You Only Train Once: Differentiable Subset Selection for Omics Data
Researchers introduce YOTO, an end-to-end machine learning framework that simultaneously selects compact gene subsets and performs prediction tasks in single-cell transcriptomic analysis. The differentiable architecture enforces sparsity and uses multi-task learning to improve biomarker discovery while outperforming existing feature selection methods.

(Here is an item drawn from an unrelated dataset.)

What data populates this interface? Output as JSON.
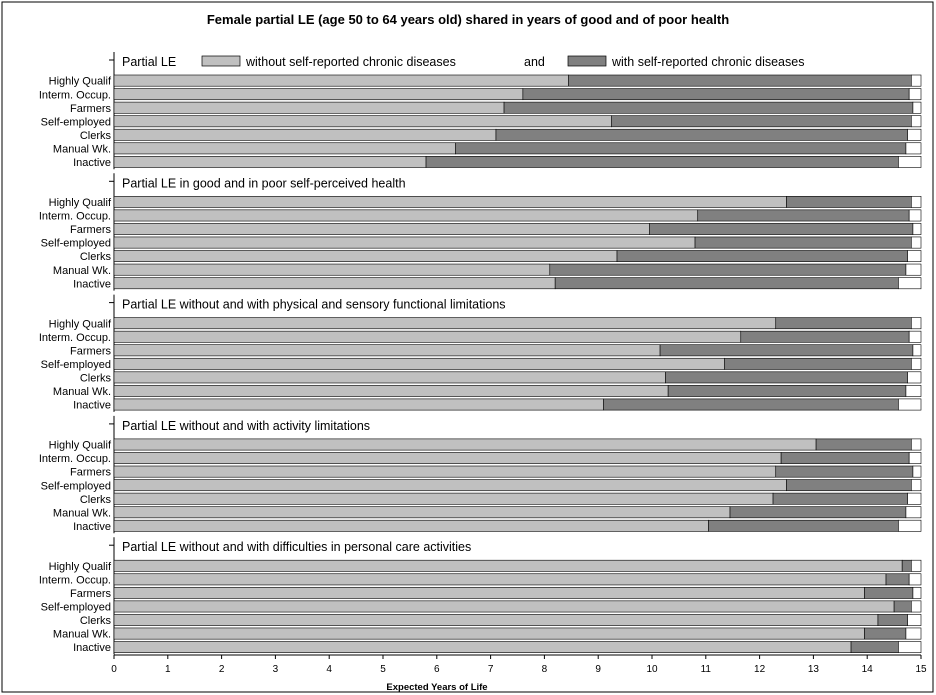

YOTO addresses a fundamental bottleneck in genomic research where feature selection and predictive modeling have traditionally operated as disconnected stages. Existing approaches rely on post hoc attribution methods that decouple selection from prediction, creating inefficiencies in identifying meaningful biomarkers from high-dimensional single-cell RNA-seq data. This framework innovates by creating a closed feedback loop where prediction directly guides gene selection while selected genes shape the learned representation.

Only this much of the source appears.